Trust, once deflated, may never regain its form

Image: Kevin Dean via Flickr.com, (cc) some rights reserved 

Image: Kevin Dean via Flickr.com, (cc) some rights reserved 

Over the past two weeks, I learned that while it may be easier to throw an underinflated football, it’s really hard to deflect one.

I hope the New England Patriots have learned something from Deflategate, too: Once you lose an audience’s trust, it’s really hard to win it back again.

Years ago, I remember having a similar discussion with Brian and Ralph Roberts of Comcast about how to react to "Comcast sucks" vitriol. 
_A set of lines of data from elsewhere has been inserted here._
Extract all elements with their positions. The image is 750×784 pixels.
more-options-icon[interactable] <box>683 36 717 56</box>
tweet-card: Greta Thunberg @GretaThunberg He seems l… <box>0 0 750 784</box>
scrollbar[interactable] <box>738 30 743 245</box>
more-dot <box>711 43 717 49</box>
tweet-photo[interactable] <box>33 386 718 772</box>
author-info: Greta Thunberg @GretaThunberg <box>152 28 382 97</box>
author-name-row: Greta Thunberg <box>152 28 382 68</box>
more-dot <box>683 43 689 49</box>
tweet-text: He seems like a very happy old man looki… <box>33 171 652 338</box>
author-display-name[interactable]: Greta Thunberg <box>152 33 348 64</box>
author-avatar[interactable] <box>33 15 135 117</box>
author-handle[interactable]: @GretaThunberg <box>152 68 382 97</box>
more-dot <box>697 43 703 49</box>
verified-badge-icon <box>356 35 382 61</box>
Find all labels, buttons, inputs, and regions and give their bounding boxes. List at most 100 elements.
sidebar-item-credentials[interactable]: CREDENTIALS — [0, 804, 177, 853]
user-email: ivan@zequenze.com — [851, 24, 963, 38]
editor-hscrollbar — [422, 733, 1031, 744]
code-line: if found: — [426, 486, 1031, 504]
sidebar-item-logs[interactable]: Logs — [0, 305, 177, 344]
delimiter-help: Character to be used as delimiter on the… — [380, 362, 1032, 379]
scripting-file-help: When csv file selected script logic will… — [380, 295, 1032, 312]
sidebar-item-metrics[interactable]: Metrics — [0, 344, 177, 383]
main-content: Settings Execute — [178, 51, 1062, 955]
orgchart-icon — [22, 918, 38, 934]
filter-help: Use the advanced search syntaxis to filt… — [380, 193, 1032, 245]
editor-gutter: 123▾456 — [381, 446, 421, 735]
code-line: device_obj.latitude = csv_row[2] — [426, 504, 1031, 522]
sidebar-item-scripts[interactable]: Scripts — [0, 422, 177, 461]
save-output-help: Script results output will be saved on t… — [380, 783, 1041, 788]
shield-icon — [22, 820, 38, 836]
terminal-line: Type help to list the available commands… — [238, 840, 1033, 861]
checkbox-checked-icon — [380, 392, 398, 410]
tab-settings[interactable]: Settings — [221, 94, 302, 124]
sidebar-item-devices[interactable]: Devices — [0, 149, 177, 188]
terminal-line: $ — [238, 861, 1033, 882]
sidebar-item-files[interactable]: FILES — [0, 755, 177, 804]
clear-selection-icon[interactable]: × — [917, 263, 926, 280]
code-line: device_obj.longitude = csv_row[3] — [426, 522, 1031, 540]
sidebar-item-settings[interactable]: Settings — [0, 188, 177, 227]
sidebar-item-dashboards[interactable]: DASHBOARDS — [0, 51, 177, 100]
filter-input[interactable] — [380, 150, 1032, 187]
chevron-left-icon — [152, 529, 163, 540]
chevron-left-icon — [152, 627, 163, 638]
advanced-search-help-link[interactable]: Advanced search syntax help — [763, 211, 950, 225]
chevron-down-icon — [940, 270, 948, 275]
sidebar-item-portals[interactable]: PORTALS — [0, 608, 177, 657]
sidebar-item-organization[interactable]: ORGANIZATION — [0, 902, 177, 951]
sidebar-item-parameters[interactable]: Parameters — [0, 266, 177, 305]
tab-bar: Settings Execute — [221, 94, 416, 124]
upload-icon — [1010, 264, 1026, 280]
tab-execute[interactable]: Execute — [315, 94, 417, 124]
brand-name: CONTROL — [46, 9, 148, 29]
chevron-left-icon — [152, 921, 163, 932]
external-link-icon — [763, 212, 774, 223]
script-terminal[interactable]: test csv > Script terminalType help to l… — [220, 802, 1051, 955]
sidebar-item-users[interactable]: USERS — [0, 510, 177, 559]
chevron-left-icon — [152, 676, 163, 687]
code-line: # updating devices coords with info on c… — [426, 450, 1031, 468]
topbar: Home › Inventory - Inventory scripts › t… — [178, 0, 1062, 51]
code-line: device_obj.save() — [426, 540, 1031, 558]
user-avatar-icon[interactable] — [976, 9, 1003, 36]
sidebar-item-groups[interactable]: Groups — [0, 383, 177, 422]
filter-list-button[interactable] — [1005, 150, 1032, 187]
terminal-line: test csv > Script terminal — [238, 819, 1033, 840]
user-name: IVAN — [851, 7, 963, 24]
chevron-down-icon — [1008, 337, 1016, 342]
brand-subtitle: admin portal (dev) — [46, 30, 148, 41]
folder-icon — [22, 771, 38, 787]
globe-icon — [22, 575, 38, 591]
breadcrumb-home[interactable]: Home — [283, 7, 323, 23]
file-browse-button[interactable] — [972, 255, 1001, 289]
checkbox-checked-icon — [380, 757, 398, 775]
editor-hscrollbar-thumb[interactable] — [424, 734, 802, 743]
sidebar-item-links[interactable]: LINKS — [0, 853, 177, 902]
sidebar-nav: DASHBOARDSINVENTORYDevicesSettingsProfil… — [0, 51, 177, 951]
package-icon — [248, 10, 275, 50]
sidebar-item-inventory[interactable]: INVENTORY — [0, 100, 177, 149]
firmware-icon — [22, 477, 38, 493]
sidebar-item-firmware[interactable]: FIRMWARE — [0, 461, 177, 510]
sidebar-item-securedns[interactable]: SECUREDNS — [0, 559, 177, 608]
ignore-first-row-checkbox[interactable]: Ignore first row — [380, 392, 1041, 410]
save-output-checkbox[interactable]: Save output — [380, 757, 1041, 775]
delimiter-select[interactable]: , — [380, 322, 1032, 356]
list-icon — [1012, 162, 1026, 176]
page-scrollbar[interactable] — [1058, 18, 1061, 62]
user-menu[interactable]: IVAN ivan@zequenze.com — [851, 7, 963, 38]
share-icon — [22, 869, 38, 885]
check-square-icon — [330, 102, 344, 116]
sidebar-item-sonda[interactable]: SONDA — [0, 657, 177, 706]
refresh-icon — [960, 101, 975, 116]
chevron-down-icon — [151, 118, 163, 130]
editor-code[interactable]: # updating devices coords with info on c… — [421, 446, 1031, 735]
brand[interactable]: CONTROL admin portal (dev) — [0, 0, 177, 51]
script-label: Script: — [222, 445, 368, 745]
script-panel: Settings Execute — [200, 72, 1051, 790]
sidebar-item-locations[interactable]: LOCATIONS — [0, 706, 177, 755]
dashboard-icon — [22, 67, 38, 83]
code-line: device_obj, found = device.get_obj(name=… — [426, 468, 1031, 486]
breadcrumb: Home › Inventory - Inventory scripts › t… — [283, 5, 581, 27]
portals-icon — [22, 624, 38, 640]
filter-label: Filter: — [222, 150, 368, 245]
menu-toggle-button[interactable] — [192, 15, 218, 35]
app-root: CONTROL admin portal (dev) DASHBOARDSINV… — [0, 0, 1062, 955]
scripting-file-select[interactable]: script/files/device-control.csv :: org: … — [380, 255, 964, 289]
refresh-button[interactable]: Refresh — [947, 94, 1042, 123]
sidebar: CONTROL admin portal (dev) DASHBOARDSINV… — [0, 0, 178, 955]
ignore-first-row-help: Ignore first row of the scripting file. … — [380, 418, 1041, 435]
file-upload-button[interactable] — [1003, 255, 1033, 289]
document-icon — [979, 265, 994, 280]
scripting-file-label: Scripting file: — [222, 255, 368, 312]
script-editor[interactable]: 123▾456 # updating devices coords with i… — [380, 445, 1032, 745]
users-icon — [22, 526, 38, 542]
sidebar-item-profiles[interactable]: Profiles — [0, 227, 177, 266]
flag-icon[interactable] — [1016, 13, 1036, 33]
My suggestion: Be more humble, empathetic and transparent. 
Their solution: Convince the world how great we really are. (Remember “It’s Comcastic!”?)

Nearly a decade later, Comcast is still one of America's most-hated brands, whether fairly or not. And stories like this—"Comcast changes customer name to A**hole"—only cement that now-engrained reputation. 

Belichik and Brady are good enough to win Sunday’s Super Bowl, but they’ll have to work a whole lot harder in coming seasons to win back America's hearts.

Hint to both: It starts by deflating your own egos. 

A SCIENTIST WEIGHS IN: Yes, atmospheric conditions, including the rain, could have been the cause for the underinflated footballs. Lesson: Mistrust trumps truth.